Чтобы сократить и облегчить муки сжигаемых, палач обыкновенно подбавлял к сухим дровам зеленых веток или соломы так, чтобы жертва задохлась в густом дыму прежде, чем сгореть в огне. Но Жаннин палач этого сделать не мог, потому что костер был слишком высок, а может быть, и потому, что, помня совершенные «ведьмой» или Святой чудеса, побоялся это сделать, так что Жанне предстояло не задохнуться в дыму, а сгореть в огне.
– Иисус! – воскликнула она, видя, как вспыхнул огонь. И когда пламя уже охватило ее, возопила снова громким голосом:
– Иисус! Иисус! – так, как будто уже видела Иисуса Грядущего, Освободителя.[391]
Кто-то из английских ратных людей, кидая в огонь охапку хвороста, упал без чувств. Люди подняли его и отвели в питейный дом, чтобы подкрепить стаканом вина. Долго не мог он прийти в себя и все повторял в невыразимом ужасе:
– Голубь, Голубь… белый Голубь вылетел у нее изо рта с последним вздохом!
Может быть, это был изображенный на знамени Девы голубь Духа Святого.
Многие видели также начертанное в пламени костра имя «Иисус».[392]
Длинной кочергой раскидал палач, по приказанию байльи, мэтра лё-Бутельэ, горящие дрова и хворост так, чтобы пламя раздвинулось и все могли убедиться, видя обугленное тело Жанны, что «ведьма» не спаслась, не вылетела из пламени, с помощью дьявола, а сгорела, как следует.[393]
Весь день пылал, а потом тлел костер. К вечеру кардинал Винчестер отдал приказ кинуть пепел в реку. Тщательно собрали обгоревшие кости и пепел в мешки, отнесли их на реку и бросили в воду.[394]
Ночью напившийся с горя и страха палач, зайдя в доминиканскую обитель, тяжко стонал и плакал:
– Душу свою погубил я, сжег Святую! Этого Бог мне ни за что не простит![395]
– Ох, пропали, пропали мы все: Святую сожгли! – говорил будто бы и кое-кто из англичан, возвращаясь, после казни, с площади.[396]
Английские власти разослали письма, на латинском и французском языке, во все концы мира всем сановникам Церкви и всем христианским государям, – королям, герцогам, графам, владетельным князьям и всем городам Франции, – извещая их, что английский король Генрих VI и советники его, «весьма жалея Деву, все же казнили ее, по усердию к вере Божией и ко благу всего христианского мира».[397]
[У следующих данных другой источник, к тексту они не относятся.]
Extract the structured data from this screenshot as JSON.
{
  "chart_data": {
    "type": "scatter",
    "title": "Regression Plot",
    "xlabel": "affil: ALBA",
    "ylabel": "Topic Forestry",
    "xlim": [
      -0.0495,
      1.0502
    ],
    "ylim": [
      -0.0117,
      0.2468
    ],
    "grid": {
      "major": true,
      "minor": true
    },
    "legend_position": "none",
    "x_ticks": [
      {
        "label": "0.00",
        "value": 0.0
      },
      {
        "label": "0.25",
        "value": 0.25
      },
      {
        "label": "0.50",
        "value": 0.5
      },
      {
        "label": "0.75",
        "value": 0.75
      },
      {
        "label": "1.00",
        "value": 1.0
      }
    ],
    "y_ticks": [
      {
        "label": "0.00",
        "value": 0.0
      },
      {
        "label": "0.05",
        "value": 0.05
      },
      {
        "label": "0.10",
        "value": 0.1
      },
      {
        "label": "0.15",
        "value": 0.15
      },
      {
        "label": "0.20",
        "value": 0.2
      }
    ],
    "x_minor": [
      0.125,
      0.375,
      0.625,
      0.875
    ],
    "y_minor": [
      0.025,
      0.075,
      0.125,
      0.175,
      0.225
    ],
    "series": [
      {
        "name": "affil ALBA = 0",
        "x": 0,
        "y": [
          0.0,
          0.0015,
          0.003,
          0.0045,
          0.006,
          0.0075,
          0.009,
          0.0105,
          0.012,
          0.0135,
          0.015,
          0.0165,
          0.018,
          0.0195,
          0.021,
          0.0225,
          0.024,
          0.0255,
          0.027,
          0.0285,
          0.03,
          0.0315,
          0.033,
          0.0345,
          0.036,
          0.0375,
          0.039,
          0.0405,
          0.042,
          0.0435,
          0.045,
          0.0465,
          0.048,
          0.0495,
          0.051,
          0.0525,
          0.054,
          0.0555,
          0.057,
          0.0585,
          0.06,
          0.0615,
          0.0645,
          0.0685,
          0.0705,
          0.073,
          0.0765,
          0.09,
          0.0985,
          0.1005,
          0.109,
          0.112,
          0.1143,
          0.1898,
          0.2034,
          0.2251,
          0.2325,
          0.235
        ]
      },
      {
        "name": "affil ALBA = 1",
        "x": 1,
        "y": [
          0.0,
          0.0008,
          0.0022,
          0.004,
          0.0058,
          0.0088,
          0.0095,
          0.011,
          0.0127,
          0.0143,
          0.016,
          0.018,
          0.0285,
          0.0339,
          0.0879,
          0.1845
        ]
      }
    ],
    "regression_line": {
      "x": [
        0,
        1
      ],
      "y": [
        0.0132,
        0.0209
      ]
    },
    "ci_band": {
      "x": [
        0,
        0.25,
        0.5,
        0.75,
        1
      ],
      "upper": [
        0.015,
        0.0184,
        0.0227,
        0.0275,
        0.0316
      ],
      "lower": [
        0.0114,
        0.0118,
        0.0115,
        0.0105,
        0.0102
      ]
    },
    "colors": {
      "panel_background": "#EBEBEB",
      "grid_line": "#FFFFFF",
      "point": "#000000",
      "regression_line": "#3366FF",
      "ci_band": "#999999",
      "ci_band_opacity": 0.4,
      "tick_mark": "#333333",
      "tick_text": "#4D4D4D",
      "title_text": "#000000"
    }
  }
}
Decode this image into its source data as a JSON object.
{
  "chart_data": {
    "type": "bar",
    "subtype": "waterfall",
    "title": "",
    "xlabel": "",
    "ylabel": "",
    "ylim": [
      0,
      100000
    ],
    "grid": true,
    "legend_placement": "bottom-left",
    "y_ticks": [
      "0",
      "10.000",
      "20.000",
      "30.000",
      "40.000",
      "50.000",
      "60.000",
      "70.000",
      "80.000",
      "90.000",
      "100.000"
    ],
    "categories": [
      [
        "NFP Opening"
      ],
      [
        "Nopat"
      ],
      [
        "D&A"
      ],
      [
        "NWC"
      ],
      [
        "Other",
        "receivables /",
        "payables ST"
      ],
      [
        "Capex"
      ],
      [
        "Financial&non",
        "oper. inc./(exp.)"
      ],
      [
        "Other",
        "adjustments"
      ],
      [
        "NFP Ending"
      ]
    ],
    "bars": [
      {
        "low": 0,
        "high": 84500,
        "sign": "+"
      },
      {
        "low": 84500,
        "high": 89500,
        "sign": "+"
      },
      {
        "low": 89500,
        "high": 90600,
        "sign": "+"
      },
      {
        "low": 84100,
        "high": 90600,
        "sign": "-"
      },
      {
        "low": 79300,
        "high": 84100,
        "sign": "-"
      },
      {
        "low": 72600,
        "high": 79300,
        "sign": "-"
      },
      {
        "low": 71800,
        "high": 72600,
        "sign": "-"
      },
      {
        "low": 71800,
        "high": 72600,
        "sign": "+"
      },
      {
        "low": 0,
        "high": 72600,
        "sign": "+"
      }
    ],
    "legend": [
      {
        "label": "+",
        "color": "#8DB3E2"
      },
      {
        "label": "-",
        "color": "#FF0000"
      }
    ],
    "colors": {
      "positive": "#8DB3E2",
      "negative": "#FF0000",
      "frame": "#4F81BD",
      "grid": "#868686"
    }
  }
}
То же писал и Парижский университет императору и папе. Это послание кончалось так: «В смерти этой несчастной девушки обнаружилось до очевидности, сколь опасно и пагубно слишком легко доверять сим новым, в христианском королевстве нашем, с недавнего времени не только этой женщиной, но и многими другими, подобными ей, рассеваемым бредням… Всех добрых сынов Римской католической Церкви должен бы остеречь этот столь наглядный пример от того, чтобы слишком полагаться на свой собственный разум, и научить прилепляться к учению Церкви… больше, нежели к басням суеверных жен. Ибо если мы когда-нибудь, по причине наших грехов, дойдем до того, что легковерие народное будет внимать мнимым пророчицам более, нежели пастырям Церкви, коим самим Господом сказано: „идите, научите все народы“, – то, в скором времени, все благочестие иссякнет, вера погибнет, Церковь будет под ногами безбожных попрана и воцарится во всем мире беззаконие сатанинское».[398]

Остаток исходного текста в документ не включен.